Si l’oncle Lomof avait enfoncé d’une ligne plus avant son allène dans la poitrine de Gavrilka, il l’aurait certainement tué, mais il ne réussit qu’à lui faire une égratignure. On rapporta l’affaire au major. Je le vois encore arriver tout essoufflé, mais avec une satisfaction visible. Il s’adressa à Gavrilka d’un ton affable et paternel, comme s’il eût parlé à son fils.

— Eh bien, mon ami, peux-tu aller toi-même à l’hôpital ou faut-il qu’on t’y mène ? Non, je crois qu’il vaut mieux faire atteler un cheval. Qu’on attelle immédiatement ! cria-t-il au sous-officier d’une voix haletante.

— Mais je ne sens rien, Votre Haute Noblesse. Il ne m’a que légèrement piqué là, Votre Haute Noblesse.

— Tu ne sais pas, mon cher ami, tu ne sais pas ; tu verras… C’est à une mauvaise place qu’il t’a frappé. Tout dépend de la place… Il t’a atteint juste au-dessous du cœur, le brigand ! Attends, attends ! hurla-t-il en s’adressant a Lomof. — Je te la garde bonne !… Qu’on le conduise au corps de garde !

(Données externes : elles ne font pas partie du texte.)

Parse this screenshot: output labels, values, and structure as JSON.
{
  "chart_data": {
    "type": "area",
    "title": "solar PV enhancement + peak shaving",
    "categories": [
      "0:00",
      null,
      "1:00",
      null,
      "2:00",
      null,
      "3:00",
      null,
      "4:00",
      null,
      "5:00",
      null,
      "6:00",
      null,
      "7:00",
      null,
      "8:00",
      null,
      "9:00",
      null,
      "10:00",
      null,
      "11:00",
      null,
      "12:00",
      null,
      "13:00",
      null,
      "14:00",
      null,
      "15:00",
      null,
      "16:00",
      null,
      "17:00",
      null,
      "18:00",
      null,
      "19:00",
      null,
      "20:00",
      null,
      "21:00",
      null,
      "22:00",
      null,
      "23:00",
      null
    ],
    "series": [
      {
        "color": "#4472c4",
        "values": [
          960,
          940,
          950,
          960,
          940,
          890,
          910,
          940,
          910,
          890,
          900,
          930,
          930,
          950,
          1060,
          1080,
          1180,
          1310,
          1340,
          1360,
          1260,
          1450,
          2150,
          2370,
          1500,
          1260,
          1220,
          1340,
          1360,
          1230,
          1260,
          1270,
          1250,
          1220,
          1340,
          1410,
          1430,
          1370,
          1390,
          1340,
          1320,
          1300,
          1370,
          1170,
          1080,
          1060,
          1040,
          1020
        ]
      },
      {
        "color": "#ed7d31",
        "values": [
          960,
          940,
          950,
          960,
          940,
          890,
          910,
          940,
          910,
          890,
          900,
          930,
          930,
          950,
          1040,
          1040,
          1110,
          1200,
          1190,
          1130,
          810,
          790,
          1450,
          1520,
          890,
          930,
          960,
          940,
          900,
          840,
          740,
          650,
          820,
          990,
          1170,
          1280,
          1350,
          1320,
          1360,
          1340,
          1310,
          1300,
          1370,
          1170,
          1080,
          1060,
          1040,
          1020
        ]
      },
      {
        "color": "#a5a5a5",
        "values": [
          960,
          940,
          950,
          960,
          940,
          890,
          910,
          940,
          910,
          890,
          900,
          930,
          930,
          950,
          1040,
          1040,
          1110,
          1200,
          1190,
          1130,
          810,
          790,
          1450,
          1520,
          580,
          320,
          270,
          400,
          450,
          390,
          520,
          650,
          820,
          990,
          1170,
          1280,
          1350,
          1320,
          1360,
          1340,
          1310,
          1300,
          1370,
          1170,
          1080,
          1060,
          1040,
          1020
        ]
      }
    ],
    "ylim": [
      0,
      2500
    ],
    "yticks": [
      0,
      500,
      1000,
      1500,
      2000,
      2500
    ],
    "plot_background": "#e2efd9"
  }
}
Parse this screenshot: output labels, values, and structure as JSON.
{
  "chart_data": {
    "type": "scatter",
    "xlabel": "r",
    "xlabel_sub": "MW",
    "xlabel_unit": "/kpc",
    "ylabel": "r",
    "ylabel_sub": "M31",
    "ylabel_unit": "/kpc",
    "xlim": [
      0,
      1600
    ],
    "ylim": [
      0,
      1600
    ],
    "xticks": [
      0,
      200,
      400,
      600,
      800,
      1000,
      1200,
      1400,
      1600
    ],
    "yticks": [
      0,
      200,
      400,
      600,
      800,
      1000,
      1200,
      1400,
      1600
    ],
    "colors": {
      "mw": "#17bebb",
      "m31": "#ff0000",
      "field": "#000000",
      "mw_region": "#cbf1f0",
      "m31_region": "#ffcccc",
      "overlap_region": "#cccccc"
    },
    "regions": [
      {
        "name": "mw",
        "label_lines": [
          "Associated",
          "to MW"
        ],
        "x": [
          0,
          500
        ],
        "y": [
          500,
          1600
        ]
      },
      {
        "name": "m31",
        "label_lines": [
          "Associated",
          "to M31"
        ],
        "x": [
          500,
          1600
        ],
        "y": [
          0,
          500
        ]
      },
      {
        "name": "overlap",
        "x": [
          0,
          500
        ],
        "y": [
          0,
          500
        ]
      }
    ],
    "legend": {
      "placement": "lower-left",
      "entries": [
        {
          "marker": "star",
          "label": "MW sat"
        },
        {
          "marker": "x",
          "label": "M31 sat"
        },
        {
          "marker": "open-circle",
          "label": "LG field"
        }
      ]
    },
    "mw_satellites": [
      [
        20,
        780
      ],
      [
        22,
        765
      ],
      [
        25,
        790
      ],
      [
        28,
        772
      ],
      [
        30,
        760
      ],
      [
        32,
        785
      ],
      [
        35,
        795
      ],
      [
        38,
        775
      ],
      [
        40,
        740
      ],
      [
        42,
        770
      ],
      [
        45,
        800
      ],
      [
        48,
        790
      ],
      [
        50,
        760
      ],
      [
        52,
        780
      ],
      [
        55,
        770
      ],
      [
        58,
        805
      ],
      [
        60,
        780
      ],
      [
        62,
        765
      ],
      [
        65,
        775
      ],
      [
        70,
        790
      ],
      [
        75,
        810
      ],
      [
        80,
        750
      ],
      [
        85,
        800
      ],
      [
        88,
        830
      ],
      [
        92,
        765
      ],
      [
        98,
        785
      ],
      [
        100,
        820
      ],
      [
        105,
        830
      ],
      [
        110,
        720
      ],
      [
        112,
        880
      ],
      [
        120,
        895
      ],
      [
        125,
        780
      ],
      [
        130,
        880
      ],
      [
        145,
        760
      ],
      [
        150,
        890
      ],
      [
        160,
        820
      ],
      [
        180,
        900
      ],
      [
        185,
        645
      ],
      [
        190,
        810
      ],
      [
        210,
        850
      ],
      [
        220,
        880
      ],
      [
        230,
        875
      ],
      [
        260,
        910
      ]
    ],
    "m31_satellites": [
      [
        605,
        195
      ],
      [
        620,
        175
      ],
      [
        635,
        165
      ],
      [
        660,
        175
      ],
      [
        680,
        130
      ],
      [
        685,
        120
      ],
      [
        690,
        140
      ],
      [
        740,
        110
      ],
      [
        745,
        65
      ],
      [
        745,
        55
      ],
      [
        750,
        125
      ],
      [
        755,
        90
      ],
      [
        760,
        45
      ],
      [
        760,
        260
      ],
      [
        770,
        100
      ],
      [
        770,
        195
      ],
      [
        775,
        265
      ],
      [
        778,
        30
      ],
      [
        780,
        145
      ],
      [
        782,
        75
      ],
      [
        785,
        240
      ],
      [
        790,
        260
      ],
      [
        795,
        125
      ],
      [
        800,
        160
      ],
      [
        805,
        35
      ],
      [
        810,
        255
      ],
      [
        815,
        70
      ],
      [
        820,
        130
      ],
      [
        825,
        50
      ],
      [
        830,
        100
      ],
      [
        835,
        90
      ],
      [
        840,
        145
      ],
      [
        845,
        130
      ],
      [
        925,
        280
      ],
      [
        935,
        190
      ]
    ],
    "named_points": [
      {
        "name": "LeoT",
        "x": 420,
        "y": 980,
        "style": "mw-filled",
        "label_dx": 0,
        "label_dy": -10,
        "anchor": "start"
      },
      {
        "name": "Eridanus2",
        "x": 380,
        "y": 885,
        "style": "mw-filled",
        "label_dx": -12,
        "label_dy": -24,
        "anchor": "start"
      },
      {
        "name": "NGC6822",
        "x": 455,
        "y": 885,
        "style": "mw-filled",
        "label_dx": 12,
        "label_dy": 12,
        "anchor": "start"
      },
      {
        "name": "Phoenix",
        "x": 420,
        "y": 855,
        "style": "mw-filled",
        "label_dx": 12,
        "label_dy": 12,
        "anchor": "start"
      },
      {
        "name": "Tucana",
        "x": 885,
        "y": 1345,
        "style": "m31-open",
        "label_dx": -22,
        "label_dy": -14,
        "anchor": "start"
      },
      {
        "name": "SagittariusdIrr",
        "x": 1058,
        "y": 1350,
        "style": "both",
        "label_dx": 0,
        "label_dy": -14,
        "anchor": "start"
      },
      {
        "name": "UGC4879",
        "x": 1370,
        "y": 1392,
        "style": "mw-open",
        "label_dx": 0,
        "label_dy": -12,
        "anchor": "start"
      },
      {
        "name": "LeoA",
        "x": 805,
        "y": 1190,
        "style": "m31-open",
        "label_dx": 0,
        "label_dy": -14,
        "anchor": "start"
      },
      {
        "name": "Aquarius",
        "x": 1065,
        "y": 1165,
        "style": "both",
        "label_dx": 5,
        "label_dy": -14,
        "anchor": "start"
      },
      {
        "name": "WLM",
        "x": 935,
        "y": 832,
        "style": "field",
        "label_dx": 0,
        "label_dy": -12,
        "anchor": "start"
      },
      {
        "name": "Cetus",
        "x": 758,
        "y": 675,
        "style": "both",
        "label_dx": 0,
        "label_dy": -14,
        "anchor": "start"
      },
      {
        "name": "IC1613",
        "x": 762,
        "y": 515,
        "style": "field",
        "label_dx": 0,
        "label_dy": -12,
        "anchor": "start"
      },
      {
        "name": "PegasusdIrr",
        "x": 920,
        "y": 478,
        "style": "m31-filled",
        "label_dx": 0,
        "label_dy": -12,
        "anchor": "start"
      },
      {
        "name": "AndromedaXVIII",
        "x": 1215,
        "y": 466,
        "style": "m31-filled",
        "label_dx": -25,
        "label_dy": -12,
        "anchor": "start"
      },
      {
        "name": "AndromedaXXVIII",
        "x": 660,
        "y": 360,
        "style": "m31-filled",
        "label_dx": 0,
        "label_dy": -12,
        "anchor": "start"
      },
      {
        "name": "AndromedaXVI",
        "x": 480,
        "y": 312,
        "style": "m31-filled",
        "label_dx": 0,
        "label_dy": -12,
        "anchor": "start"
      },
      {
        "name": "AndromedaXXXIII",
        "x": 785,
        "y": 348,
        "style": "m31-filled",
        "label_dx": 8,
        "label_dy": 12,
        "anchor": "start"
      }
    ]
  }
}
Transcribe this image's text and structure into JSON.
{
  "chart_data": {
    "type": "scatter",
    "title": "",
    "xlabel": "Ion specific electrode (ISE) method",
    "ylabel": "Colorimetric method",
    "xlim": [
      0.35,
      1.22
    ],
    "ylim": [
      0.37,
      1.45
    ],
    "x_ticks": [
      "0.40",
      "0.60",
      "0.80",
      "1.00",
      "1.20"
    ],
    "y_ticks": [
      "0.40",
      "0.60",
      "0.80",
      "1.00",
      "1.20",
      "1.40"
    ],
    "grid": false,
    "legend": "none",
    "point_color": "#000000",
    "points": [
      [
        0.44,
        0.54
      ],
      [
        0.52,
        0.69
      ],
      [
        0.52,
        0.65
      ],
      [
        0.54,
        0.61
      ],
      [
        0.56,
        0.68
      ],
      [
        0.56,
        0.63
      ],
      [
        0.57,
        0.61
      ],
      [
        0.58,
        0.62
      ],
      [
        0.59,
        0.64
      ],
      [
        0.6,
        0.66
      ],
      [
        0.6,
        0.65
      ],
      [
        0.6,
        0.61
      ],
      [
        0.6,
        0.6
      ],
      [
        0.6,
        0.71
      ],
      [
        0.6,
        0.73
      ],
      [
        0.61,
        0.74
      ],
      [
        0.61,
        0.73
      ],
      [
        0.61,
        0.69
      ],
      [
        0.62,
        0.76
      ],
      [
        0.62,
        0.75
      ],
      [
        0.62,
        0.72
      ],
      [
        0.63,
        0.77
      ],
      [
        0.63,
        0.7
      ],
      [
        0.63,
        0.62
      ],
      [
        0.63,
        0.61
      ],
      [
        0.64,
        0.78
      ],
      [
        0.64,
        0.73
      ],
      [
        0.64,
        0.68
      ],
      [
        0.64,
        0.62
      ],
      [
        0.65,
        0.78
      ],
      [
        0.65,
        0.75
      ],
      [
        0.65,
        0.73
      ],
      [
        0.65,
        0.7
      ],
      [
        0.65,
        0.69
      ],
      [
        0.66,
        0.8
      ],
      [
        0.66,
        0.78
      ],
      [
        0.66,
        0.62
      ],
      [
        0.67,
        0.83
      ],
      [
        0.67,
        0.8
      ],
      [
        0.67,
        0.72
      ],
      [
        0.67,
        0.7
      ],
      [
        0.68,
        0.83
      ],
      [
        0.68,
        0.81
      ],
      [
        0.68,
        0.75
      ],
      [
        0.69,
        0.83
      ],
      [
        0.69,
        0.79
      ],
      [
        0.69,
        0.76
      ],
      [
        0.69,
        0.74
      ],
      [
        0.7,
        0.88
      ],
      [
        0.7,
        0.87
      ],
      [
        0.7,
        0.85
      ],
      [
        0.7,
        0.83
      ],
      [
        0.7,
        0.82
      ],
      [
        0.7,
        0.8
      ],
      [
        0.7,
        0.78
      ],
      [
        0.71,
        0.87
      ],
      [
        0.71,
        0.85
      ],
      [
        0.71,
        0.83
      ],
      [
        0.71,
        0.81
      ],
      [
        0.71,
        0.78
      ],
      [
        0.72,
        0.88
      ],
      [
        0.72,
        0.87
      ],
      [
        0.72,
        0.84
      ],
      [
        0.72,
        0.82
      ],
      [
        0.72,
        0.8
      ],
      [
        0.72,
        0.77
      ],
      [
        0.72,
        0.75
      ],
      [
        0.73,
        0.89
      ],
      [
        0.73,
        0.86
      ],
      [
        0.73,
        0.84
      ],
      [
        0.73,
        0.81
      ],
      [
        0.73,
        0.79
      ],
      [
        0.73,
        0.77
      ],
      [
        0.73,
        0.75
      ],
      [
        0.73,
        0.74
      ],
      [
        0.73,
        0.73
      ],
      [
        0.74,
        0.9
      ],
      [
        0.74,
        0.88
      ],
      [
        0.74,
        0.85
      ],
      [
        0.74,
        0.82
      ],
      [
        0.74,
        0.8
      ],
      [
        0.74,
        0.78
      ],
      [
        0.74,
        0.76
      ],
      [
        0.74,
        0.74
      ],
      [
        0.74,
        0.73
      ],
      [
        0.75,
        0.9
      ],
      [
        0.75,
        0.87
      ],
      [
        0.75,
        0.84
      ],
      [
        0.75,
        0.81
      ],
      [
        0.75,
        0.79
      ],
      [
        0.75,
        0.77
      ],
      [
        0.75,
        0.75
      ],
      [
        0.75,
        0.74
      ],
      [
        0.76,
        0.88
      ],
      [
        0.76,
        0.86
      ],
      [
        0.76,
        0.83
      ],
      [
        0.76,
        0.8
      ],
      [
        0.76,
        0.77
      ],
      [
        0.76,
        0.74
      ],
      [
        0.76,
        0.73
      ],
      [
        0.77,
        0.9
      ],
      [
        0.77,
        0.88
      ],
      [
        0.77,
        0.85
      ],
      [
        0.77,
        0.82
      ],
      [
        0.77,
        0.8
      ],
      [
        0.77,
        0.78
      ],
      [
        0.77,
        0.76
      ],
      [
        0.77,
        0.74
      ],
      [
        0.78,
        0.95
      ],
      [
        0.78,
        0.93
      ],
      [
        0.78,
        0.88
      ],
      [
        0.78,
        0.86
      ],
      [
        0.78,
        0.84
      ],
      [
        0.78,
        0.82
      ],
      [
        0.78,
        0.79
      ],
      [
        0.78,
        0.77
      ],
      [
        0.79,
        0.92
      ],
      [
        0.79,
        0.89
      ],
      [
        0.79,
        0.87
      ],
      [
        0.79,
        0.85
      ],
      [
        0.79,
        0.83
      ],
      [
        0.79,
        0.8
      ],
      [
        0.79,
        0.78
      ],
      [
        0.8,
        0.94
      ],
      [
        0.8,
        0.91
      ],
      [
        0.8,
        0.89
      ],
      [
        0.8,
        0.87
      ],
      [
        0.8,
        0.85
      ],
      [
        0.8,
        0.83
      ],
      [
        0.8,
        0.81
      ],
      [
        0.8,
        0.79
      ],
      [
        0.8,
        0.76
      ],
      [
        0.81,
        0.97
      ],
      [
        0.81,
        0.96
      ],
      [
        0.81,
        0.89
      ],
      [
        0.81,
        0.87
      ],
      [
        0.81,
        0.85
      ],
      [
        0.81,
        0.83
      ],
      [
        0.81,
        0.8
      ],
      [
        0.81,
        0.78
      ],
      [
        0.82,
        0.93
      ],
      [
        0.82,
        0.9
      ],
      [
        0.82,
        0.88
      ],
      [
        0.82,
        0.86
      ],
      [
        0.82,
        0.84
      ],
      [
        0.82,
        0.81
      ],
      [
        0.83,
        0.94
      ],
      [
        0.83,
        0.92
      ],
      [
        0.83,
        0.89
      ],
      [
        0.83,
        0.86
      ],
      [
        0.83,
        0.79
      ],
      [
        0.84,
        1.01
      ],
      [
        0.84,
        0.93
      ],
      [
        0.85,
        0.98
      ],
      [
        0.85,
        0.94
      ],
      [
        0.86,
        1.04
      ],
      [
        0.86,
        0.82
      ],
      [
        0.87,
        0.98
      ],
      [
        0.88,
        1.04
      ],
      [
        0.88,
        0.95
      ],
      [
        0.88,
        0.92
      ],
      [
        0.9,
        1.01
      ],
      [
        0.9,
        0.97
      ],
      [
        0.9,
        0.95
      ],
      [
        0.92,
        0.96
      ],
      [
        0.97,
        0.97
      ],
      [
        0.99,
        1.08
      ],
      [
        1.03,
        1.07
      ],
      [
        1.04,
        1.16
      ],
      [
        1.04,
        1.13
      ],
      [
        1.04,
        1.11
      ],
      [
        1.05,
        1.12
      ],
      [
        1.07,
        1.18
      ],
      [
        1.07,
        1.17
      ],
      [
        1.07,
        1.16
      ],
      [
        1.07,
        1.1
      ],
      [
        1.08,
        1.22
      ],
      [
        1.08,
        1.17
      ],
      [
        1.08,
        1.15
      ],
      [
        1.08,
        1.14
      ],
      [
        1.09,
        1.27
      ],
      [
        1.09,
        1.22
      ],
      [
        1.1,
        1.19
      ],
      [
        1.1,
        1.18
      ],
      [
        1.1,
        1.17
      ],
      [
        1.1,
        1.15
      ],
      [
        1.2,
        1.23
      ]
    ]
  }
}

Il tint ce qu’il avait promis. On mit en jugement Lomof, et quoique la blessure fût très-légère, la préméditation étant évidente, on augmenta sa condamnation aux travaux forcés de plusieurs années et on lui infligea un millier de baguettes. Le major fut enchanté… Le réviseur arriva enfin.

Le lendemain de son arrivée en ville, il vint faire son inspection à la maison de force. C’était justement un jour de fête ; depuis quelques jours tout était propre, luisant, minutieusement lavé ; les forçats étaient rasés de frais, leur linge très-blanc n’avait pas la moindre tache. (Comme l’exigeait le règlement, ils portaient pendant l’été des vestes et des pantalons de toile. Chacun d’eux avait dans le dos un rond noir cousu à la veste, de huit centimètres de diamètre.) Pendant une heure on avait fait la leçon aux détenus, ce qu’ils devaient répondre et dans quels termes, si ce haut fonctionnaire s’avisait de les saluer. On avait même procédé à des répétitions ; le major semblait avoir perdu la tête. Une heure avant l’arrivée du réviseur, tous les forçats étaient à leur poste, immobiles comme des statues, le petit doigt à la couture du pantalon. Enfin, vers une heure de l’après-midi, le réviseur fit son entrée. C’était un général à l’air important, si important même que le cœur de tous les fonctionnaires de la Sibérie occidentale devait tressauter d’effroi, rien qu’à le voir. Il entra d’un air sévère et majestueux, suivi d’un gros de généraux et de colonels, ceux qui remplissaient des fonctions dans notre ville. Il y avait encore un civil de haute taille, à figure régulière, en frac et en souliers ; ce personnage gardait une allure indépendante et dégagée, et le général s’adressait à lui à chaque instant avec une politesse exquise. Ce civil venait aussi de Pétersbourg. Il intrigua fort tous les forçats, à cause de la déférence qu’avait pour lui un général si important ! On apprit son nom et ses fonctions par la suite, mais avant de les connaître, on parla beaucoup de lui. Notre major, tiré à quatre épingles, en collet orange, ne fit pas une impression trop favorable au général, à cause de ses yeux injectés de sang et de sa figure violacée et couperosée. Par respect pour son supérieur, il avait enlevé ses lunettes et restait à quelque distance, droit comme un piquet, attendant fiévreusement le moment où l’on exigerait quelque chose de lui, pour courir exécuter le désir de Son Excellence ; mais le besoin de ses services ne se fit pas sentir. Le général parcourut silencieusement les casernes, jeta un coup d’œil dans la cuisine, où il goûta la soupe aux choux aigres. On me montra à lui, en lui disant que j’étais ex-gentilhomme, que j’avais fait ceci et cela.

— Ah ! répondit le général. — Et quelle est sa conduite ?

— Satisfaisante pour le moment, Votre Excellence, satisfaisante.

Le général fit un signe de tête et sortit de la maison de force au bout de deux minutes. Les forçats furent éblouis et désappointés, ils demeurèrent perplexes. Quant à se plaindre du major, il ne fallait pas même y penser. Celui-ci était rassuré d’avance à cet égard.